As underlined by Jaric [
26] in the field of sports medicine, "the primary goal of strength testing has often been to assess the objective value of muscle function independent of possible confounding factors". This is all the more true in the clinical field when the aim is to evaluate neuromuscular involvement in a disease. Moreover, when considering children, early or late maturation needs to be taken into account due to the direct link between body stature and muscle strength. This connection seems also to apply to adults as recently demonstrated by the close relationship between hand circumference, as an indicator of body stature, and grip strength [
27].
In this study, we used a paediatric population aged from 5 to 17

years to develop models to predict handgrip strength and elbow and knee flexion and extension torque. Several authors have reported strong correlations between strength and height and have proposed models linking the two variables [
2,
17,
19]. Similarly, Van den Beld et al. [
3] observed that "height proved to be a better predictor for handgrip strength than age in children aged 4–11

years".
Our paediatric population counted a rather small number of children and was not necessarily representative of the general population of French children. Reliability was assessed by several indicators. First, there are limitations to using ICC, particularly its interpretation when the data include large inter-individual variability, which is the case for groups of children covering a wide range of growth/maturation stages. In such situations, ICC is only a rough indicator of reproducibility. Second, standard error of measurement (SEM) was used to quantify absolute agreement between test and retest values. Although our results indicate a satisfactory reproducibility between test and re-test results, some children were clearly less motivated during the second evaluation visit than the first. This behaviour could have led to an overestimation of the SEM. This also indicates that evaluation sessions for children should not be complicated, boring or long such that motivation and attention are maintained.

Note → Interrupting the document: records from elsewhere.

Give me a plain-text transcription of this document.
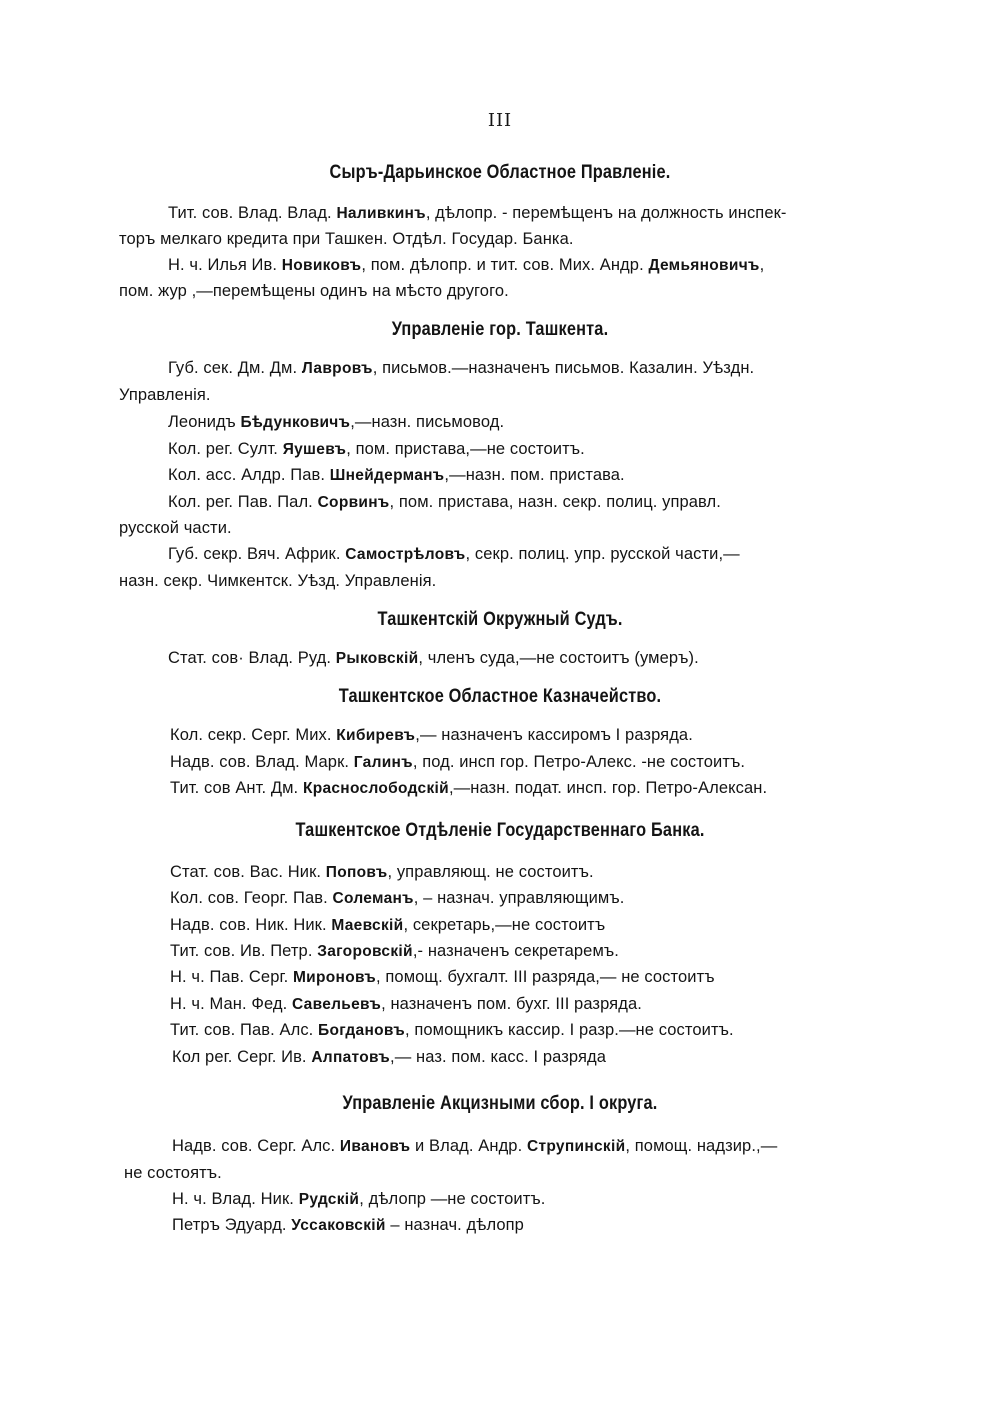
III
Сыръ-Дарьинское Областное Правленіе.
Тит. сов. Влад. Влад. Наливкинъ, дѣлопр. - перемѣщенъ на должность инспек-
торъ мелкаго кредита при Ташкен. Отдѣл. Государ. Банка.
Н. ч. Илья Ив. Новиковъ, пом. дѣлопр. и тит. сов. Мих. Андр. Демьяновичъ,
пом. жур ,—перемѣщены одинъ на мѣсто другого.
Управленіе гор. Ташкента.
Губ. сек. Дм. Дм. Лавровъ, письмов.—назначенъ письмов. Казалин. Уѣздн.
Управленія.
Леонидъ Бѣдунковичъ,—назн. письмовод.
Кол. рег. Султ. Яушевъ, пом. пристава,—не состоитъ.
Кол. асс. Алдр. Пав. Шнейдерманъ,—назн. пом. пристава.
Кол. рег. Пав. Пал. Сорвинъ, пом. пристава, назн. секр. полиц. управл.
русской части.
Губ. секр. Вяч. Африк. Самострѣловъ, секр. полиц. упр. русской части,—
назн. секр. Чимкентск. Уѣзд. Управленія.
Ташкентскій Окружный Судъ.
Стат. сов· Влад. Руд. Рыковскій, членъ суда,—не состоитъ (умеръ).
Ташкентское Областное Казначейство.
Кол. секр. Серг. Мих. Кибиревъ,— назначенъ кассиромъ I разряда.
Надв. сов. Влад. Марк. Галинъ, под. инсп гор. Петро-Алекс. -не состоитъ.
Тит. сов Ант. Дм. Краснослободскій,—назн. подат. инсп. гор. Петро-Алексан.
Ташкентское Отдѣленіе Государственнаго Банка.
Стат. сов. Вас. Ник. Поповъ, управляющ. не состоитъ.
Кол. сов. Георг. Пав. Солеманъ, – назнач. управляющимъ.
Надв. сов. Ник. Ник. Маевскій, секретарь,—не состоитъ
Тит. сов. Ив. Петр. Загоровскій,- назначенъ секретаремъ.
Н. ч. Пав. Серг. Мироновъ, помощ. бухгалт. III разряда,— не состоитъ
Н. ч. Ман. Фед. Савельевъ, назначенъ пом. бухг. III разряда.
Тит. сов. Пав. Алс. Богдановъ, помощникъ кассир. I разр.—не состоитъ.
Кол рег. Серг. Ив. Алпатовъ,— наз. пом. касс. I разряда
Управленіе Акцизными сбор. I округа.
Надв. сов. Серг. Алс. Ивановъ и Влад. Андр. Струпинскій, помощ. надзир.,—
не состоятъ.
Н. ч. Влад. Ник. Рудскій, дѣлопр —не состоитъ.
Петръ Эдуард. Уссаковскій – назнач. дѣлопр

We report here strength values for muscle functions in particular protocol conditions (dynamometer type, body segment positions, number of attempts, maximal value scoring). The predictive equations proposed here are reliable only in the conditions specified. For informative comparisons, test conditions must be the same in patient populations to be assessed and in the normative control population. Note also that the strength values were established for isometric contractions and do not apply to dynamic (concentric or eccentric) contractions.